Armstrong addressed the mounting challenges that come with evaluating and regulating the endless flow of new cryptocurrencies.
He highlighted an almost unimaginable pace—around a million tokens being introduced weekly—as the primary reason traditional listing processes can no longer keep up. Armstrong stressed that it’s unrealistic to expect regulators or the exchange itself to assess every individual token. Instead, he proposed a radical shift in strategy: moving away from manually curating an allow-list and toward a block-list system. This model would lean on technology, like automated blockchain scans, and rely on user feedback to help filter out bad actors.
In tandem, Coinbase is ramping up efforts to integrate decentralized exchanges more deeply into its platform. Armstrong envisions a future where users don’t need to worry about whether their trades happen on a centralized or decentralized exchange—they should simply be able to trade efficiently and securely.
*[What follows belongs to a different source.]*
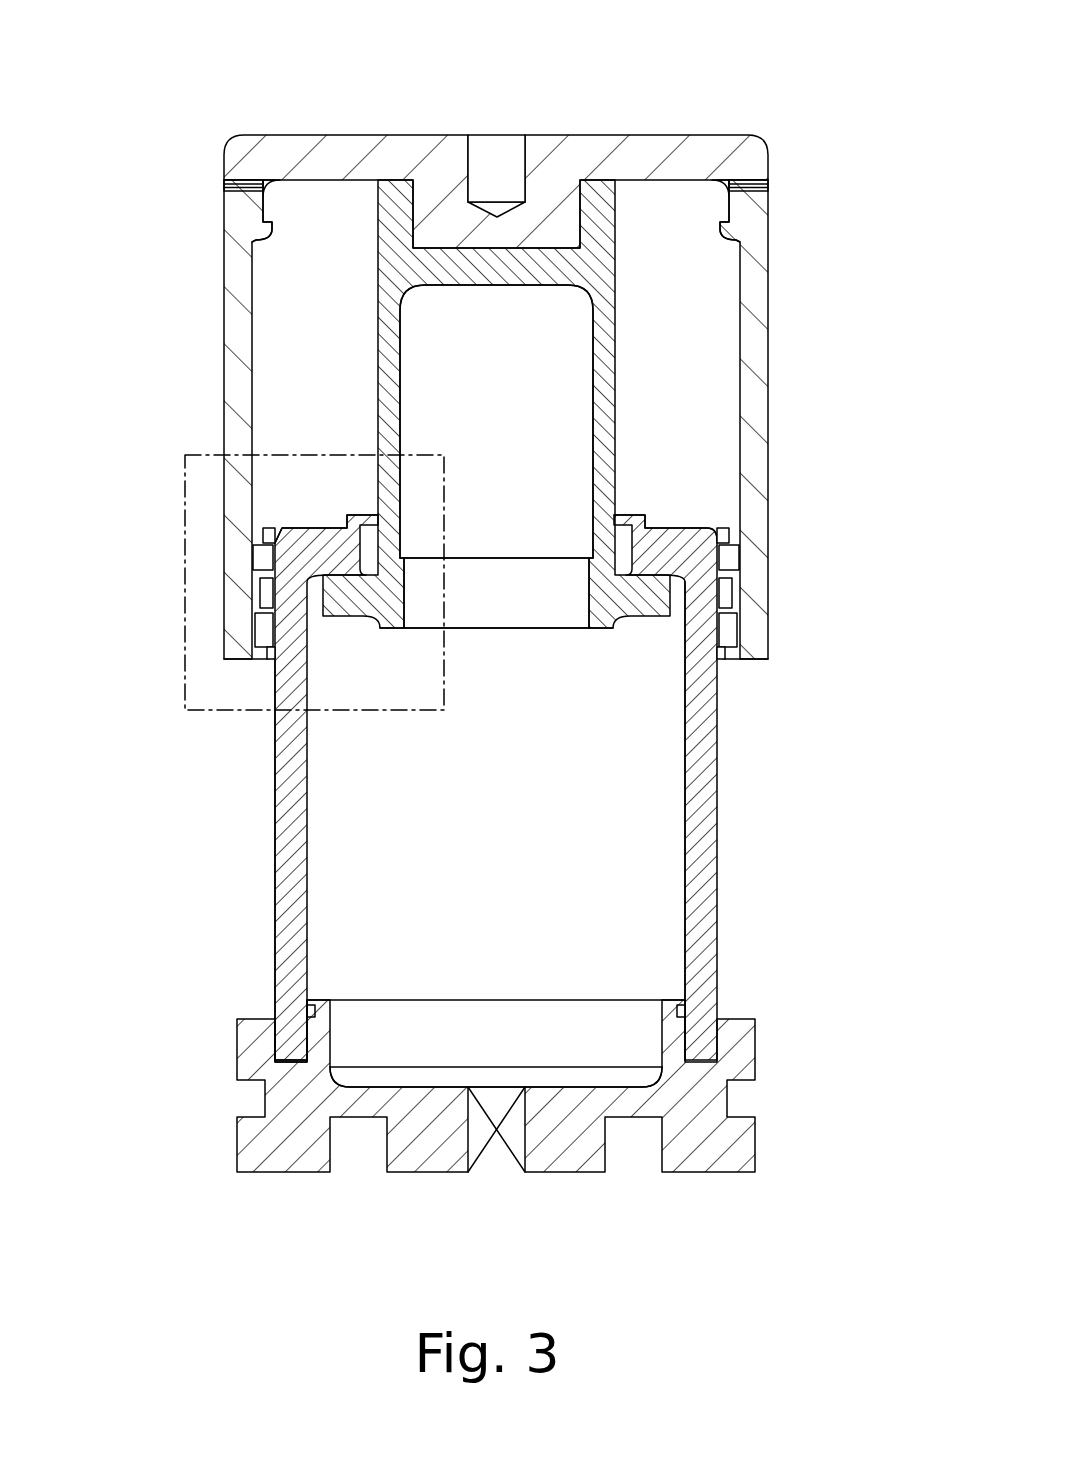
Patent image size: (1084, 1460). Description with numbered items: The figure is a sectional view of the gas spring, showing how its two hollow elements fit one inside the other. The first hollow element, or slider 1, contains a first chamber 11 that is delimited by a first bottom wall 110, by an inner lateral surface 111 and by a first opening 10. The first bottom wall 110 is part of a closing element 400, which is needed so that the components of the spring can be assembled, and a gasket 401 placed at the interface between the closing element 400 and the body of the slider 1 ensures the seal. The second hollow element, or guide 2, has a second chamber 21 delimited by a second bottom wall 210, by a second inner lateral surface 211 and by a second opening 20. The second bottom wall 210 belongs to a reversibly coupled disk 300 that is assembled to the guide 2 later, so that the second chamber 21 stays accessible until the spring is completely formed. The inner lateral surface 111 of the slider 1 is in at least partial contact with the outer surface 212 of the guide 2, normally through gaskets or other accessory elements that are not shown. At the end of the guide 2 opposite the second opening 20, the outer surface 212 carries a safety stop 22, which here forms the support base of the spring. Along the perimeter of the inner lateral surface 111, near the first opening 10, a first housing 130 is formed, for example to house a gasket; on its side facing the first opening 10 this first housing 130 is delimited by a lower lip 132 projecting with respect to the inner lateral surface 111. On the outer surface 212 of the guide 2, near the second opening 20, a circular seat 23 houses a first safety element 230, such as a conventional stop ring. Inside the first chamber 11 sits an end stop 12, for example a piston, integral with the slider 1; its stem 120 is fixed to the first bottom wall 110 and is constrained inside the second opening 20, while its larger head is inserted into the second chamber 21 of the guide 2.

While Coinbase currently supports 271 tradeable assets, the crypto landscape is evolving at an extraordinary pace. Conor Grogan, a senior figure at Coinbase, estimates that by the end of the year, the total number of tokens could surpass 100 million—a monumental figure that illustrates the scale of the challenge.
Coinbase has also faced operational hurdles. Armstrong acknowledged that the unexpected popularity of memecoins on Solana caught the exchange off guard. This surge created a bottleneck in Solana’s blockchain, complicating withdrawals and exposing weaknesses in Coinbase’s infrastructure. Despite this, Armstrong reassured users that their funds are fully backed and regularly audited by Deloitte. Efforts are now underway to upgrade systems and accommodate the growing activity on the Solana network.